Uma palavra de prudência
A imposição das mãos é uma prática genuína, bíblica e fundamental (Hb 6:2) — um verdadeiro ponto de impartição e identificação, não um gesto vazio. Deus usa-a para a receção do Espírito, para a cura, para a bênção, e para o comissionamento e a impartição de dons. Deve ser acolhida, e não temida, e exercida em fé.

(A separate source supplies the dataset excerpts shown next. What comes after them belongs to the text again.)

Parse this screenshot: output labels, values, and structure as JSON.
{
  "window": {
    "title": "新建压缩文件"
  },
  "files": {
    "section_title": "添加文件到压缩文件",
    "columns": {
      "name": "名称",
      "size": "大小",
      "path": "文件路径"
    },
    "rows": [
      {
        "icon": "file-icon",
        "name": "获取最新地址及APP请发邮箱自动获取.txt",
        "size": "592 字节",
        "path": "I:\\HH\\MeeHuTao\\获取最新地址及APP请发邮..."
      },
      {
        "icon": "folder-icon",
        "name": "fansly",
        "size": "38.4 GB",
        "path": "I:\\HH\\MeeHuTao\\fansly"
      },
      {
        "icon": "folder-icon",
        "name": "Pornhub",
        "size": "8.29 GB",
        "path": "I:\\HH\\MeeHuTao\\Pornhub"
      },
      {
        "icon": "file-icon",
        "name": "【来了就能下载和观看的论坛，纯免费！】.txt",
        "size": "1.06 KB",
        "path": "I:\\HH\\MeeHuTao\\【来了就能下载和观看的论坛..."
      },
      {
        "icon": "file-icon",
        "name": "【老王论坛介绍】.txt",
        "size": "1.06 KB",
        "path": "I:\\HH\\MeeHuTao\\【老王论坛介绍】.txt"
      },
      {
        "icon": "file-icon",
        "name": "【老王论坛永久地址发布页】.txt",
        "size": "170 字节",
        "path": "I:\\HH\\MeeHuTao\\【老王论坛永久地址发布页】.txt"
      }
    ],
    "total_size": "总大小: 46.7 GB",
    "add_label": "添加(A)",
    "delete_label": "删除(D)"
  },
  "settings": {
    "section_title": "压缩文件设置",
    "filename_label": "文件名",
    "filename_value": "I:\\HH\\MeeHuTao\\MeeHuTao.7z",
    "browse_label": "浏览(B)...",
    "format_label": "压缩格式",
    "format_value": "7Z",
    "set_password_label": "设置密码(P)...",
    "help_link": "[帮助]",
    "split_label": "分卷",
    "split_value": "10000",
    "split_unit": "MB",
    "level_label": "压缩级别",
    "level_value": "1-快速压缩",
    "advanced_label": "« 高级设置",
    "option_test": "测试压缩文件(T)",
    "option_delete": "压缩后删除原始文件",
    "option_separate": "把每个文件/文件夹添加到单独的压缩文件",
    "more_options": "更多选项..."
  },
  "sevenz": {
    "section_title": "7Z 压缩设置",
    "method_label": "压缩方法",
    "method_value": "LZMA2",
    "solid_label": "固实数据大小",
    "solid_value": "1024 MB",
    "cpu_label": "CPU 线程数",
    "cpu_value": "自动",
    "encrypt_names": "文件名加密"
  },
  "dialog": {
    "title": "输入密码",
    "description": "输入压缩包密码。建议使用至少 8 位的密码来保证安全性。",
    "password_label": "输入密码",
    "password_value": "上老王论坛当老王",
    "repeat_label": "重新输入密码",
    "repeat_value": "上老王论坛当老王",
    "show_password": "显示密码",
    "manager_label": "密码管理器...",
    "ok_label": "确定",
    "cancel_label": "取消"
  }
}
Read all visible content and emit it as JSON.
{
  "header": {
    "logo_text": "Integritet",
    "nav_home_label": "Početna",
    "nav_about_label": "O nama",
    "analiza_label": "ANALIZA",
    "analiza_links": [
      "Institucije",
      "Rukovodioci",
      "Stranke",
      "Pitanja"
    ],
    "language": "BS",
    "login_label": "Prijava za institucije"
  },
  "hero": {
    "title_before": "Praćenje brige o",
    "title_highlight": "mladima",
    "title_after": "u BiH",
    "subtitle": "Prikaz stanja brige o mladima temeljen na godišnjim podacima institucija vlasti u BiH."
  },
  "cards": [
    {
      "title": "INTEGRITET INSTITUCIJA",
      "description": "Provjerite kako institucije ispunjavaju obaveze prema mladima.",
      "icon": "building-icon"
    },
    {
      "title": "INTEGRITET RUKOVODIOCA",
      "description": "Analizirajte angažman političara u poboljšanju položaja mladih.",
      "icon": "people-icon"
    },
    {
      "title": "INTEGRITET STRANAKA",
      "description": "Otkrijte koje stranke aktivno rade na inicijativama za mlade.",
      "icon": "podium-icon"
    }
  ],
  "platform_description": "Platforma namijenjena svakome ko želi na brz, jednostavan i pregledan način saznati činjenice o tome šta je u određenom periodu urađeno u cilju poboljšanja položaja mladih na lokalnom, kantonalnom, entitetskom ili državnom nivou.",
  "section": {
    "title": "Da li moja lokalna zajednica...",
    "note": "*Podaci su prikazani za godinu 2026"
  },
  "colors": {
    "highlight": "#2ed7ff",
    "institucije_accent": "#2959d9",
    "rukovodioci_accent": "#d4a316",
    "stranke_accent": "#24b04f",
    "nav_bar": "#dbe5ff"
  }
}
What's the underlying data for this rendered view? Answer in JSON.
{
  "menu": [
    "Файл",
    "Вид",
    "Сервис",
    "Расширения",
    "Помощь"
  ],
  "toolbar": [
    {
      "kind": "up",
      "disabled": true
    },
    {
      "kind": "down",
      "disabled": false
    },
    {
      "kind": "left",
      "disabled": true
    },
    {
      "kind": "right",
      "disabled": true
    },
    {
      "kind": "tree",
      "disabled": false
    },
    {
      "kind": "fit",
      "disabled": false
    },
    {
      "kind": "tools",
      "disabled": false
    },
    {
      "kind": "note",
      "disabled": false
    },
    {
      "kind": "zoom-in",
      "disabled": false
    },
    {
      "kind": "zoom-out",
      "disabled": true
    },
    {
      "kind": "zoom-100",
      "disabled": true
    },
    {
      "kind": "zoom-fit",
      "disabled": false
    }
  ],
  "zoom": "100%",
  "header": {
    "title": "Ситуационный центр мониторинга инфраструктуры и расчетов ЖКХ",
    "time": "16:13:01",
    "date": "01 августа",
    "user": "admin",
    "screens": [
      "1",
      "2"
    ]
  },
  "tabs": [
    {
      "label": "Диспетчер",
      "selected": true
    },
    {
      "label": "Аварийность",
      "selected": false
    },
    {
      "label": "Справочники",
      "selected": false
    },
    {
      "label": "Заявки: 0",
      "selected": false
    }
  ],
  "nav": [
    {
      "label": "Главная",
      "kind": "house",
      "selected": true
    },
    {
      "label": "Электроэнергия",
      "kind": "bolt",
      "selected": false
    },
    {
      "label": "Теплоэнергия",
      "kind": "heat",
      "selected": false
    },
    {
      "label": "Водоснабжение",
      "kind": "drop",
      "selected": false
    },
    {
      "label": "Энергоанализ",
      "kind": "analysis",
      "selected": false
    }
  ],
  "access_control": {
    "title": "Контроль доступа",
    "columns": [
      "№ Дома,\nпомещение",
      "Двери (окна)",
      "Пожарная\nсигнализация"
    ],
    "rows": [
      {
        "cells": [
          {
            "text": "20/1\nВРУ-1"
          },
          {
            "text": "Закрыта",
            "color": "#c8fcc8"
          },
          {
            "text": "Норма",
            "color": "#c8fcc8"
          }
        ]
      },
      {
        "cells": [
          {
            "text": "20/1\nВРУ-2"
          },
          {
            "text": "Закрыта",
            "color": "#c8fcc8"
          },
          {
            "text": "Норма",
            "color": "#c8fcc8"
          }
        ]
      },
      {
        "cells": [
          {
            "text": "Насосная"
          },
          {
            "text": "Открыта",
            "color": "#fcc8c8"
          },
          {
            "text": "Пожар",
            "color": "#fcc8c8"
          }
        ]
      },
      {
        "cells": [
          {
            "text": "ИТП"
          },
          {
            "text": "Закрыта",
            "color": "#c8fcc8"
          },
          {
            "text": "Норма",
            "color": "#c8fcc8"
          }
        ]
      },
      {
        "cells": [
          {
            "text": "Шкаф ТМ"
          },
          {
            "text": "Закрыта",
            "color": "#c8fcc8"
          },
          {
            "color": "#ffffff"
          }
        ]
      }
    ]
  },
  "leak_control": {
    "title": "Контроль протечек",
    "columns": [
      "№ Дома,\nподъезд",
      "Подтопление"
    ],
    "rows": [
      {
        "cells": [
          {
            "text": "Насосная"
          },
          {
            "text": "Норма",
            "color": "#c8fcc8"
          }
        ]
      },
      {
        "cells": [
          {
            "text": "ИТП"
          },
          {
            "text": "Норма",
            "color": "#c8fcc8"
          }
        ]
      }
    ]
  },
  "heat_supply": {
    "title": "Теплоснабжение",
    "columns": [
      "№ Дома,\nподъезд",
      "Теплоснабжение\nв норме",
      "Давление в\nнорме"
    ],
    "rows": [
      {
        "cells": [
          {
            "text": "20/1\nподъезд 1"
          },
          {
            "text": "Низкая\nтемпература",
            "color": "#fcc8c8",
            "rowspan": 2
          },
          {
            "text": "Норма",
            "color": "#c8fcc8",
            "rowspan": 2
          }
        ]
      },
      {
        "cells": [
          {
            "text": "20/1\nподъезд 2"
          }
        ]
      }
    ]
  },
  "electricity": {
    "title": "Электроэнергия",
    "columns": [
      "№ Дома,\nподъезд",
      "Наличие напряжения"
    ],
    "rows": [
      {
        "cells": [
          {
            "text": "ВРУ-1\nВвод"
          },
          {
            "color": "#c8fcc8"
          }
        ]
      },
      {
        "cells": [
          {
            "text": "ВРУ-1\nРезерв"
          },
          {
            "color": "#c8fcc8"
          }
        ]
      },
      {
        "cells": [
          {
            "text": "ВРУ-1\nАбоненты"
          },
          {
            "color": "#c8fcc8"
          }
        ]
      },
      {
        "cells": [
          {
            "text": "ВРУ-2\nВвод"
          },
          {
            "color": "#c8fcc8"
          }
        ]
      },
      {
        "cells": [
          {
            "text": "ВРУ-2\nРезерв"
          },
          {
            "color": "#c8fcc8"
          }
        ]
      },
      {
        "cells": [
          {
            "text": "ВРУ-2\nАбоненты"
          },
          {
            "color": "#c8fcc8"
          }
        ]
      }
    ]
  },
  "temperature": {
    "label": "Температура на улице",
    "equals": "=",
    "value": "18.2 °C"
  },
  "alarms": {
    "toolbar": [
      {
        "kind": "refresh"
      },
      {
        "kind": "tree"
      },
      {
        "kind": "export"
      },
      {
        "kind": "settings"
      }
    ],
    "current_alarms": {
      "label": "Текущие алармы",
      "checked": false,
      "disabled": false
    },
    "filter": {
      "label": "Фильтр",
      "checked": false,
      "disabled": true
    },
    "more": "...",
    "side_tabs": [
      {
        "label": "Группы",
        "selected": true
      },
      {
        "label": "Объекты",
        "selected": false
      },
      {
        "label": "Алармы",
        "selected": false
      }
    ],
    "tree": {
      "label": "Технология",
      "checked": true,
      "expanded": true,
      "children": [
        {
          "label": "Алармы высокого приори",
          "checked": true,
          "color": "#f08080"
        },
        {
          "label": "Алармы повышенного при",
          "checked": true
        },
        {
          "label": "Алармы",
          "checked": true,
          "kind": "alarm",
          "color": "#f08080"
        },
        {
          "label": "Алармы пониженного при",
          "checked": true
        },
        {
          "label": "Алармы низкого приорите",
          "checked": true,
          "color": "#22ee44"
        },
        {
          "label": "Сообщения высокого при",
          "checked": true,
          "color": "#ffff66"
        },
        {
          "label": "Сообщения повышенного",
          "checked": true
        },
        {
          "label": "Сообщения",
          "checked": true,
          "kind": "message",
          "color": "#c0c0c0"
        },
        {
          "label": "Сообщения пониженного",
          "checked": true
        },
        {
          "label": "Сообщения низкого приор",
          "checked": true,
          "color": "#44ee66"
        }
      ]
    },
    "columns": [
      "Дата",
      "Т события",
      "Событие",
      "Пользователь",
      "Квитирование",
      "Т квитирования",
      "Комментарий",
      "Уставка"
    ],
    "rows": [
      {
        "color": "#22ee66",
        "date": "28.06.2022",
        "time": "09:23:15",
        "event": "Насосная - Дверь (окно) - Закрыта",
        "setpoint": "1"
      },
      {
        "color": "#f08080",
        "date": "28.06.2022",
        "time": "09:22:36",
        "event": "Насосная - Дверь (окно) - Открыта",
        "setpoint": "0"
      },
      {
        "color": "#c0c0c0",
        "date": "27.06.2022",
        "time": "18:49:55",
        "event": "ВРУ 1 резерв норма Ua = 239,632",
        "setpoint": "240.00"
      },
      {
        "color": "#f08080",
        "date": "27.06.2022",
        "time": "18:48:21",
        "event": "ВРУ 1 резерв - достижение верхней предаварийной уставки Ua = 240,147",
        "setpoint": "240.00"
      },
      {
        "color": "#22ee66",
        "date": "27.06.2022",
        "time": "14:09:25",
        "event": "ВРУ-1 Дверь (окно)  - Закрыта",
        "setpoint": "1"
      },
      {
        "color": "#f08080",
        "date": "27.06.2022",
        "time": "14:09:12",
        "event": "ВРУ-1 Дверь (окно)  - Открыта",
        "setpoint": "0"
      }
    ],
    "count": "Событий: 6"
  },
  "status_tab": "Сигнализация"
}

Mas porque é uma transferência real, a fonte importa. A Escritura adverte: “a ninguém imponhas precipitadamente as mãos, nem participes dos pecados alheios” (1 Tm 5:22) — a impartição descuidada pode tornar alguém participante. O que se transmite depende do espírito que opera: mãos santas impartem o Espírito Santo e os Seus dons; mãos que operam sob poder demoníaco podem transferir espíritos imundos. O “despertar” da kundalini e o shaktipat do misticismo oriental, e outras transferências ocultas de energia, são verdadeiras contrafações — impartições demoníacas disfarçadas de poder espiritual. Por isso, recebe a impartição com discernimento: conhece a fonte, prova o espírito (1 João 4:1), e submete tudo à Escritura e ao senhorio de Cristo. Isto não é motivo para temer o genuíno — apenas para discernir, pois o verdadeiro sempre exalta a Jesus. (Vê os estudos complementares sobre o discernimento de espíritos, a libertação, o batismo no Espírito Santo, e a cura.)
Para o leitor atento
Duas coisas que vale a pena reter
① Uma verdadeira impartição
A imposição das mãos não é um ritual vazio. A Escritura trata-a como um ponto genuíno de transferência e identificação — o Espírito recebido (At 8:17; 19:6), os enfermos curados (Mc 16:18; At 28:8), dons impartidos (2 Tm 1:6), ministros separados e enviados (At 6:6; 13:3; 1 Tm 4:14). Algo de real passa de um para outro sob a mão de Deus. É por isso que figura entre os “fundamentos” (Hb 6:2) — e por isso nunca deve ser tratada com ligeireza nem realizada com displicência.
② Discerne a fonte
Porque a transferência é real, aquilo que se imparte depende do espírito que opera naquele que ministra — e é por isso que a Escritura diz: “a ninguém imponhas precipitadamente as mãos” (1 Tm 5:22). Mãos separadas para Deus impartem o Espírito Santo e os Seus dons; mãos que operam noutro poder podem transferir o imundo. Os “despertares” da kundalini e do shaktipat do misticismo oriental, e transferências ocultas semelhantes, contrafazem o toque do Espírito e impartem o que é demoníaco. Por isso, não recebas a impartição indiscriminadamente: conhece a fonte, prova o espírito (1 João 4:1), e que tudo se dobre diante de Cristo e da Sua Palavra. (Vê os estudos complementares sobre o discernimento de espíritos e a libertação.)